Réguler les réseaux sociaux

Elles s'exposent à des propos racistes, sexistes, voire des insultes et des menaces. Laetitia Avia, députée LREM de Paris, a ainsi reçu sept lettres "d'un racisme inouï". A chaque fois, une plainte a été déposée. "Je ne dirai pas que ça n'affecte pas, parce que ça touche à l'identité", reconnaît-elle, ajoutant recevoir "quotidiennement" des insultes sur les réseaux sociaux. 
 
En réponse, elle propose une loi pour réguler la haine sur internet et notamment sur les réseaux sociaux "qui permettent une exacerbation de ces contenus haineux". Sur l'un d'eux, Twitter, un journaliste se félicite tout de même de voir une avancée depuis 2012, lorsque, à peine nommée ministre, Cécile Duflot était apparue en robe à l'Assemblée nationale, ce qui avait déclenché les quolibets et les huées de nombreux parlementaires. "On a tout de même fait un peu de chemin en 7 ans."
 
Salle des Quatre colonnes : "Elle a vraiment l’air de sortir de la brousse"
Mardi 2 avril, salle des Quatre colonnes à l’Assemblée nationale.

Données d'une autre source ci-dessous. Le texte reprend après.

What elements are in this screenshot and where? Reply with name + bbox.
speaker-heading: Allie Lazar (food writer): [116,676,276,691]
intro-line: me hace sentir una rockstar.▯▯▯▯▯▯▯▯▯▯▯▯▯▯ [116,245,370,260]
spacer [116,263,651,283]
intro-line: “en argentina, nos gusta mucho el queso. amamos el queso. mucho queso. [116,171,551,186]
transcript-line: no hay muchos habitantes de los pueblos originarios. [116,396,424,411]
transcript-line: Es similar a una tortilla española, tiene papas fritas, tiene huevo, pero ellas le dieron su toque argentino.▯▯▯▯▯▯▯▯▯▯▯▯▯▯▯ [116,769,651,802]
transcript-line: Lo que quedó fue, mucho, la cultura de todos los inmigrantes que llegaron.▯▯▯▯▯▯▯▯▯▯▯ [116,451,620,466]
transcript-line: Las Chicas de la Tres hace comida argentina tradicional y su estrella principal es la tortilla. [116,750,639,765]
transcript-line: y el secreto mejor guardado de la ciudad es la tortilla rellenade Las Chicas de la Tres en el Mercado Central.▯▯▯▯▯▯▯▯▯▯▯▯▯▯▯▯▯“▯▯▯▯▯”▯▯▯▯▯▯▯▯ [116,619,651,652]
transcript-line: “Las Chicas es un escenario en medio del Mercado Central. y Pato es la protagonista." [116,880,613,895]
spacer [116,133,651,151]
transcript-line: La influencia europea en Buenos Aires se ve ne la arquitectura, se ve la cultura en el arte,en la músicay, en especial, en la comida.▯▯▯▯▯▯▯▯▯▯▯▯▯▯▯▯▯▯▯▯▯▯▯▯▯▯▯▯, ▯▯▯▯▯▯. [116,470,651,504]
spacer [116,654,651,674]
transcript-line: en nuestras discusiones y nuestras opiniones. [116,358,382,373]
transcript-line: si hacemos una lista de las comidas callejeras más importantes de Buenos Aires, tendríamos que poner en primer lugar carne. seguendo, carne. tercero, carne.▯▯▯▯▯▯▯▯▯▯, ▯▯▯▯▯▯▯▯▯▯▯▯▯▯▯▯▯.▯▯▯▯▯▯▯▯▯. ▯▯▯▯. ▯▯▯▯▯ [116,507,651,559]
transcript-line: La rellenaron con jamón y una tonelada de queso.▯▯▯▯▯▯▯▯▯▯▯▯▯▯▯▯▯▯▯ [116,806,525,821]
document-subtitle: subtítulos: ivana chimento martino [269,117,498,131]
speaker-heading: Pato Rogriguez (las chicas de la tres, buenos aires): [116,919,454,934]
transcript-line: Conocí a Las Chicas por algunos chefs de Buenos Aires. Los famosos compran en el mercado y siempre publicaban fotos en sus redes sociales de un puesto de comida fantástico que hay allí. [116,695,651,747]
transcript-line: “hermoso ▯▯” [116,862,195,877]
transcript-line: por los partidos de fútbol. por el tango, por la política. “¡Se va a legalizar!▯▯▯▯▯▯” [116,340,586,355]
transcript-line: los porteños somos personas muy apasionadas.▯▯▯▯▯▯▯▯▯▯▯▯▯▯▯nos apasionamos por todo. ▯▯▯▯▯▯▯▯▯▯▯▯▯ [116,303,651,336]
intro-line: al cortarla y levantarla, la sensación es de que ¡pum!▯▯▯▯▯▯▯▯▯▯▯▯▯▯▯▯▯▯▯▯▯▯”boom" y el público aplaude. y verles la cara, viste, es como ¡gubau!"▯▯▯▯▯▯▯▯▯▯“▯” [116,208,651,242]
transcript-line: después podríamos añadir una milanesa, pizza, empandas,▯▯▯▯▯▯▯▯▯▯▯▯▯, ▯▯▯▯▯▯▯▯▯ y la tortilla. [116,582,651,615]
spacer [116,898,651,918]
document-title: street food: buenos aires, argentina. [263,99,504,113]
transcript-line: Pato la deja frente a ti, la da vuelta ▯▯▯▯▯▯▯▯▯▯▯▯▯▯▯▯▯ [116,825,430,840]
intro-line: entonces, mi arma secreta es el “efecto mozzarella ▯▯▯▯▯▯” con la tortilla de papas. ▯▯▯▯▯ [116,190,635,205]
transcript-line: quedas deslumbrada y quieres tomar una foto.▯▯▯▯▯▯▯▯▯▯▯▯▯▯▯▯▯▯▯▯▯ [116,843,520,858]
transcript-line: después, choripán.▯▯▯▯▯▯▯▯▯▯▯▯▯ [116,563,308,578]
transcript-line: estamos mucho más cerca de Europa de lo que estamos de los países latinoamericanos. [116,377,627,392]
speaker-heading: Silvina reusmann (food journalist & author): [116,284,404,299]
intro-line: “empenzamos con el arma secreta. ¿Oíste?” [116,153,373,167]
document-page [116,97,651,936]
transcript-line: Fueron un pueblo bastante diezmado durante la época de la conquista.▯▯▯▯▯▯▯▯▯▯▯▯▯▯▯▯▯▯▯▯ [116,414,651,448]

Malgré le bruit ambiant, des propos insultants parviennent à nos oreilles. Des propos d’autant plus surprenants dans ce lieu feutré où les journalistes se pressent chaque semaine pour interroger les députés. Ils viennent de la bouche d’une consœur qui refuse d’être citée. Dans une discussion à bâtons rompus, elle évoque la nomination de Sibeth Ndiaye au gouvernement : "elle n’a pas les codes pour une porte-parole du gouvernement. Elle a vraiment l’air de sortir de la brousse. Elle parle comme nos enfants (…) Ça ne me dérange pas mais qu’on ne la nomme pas au gouvernement".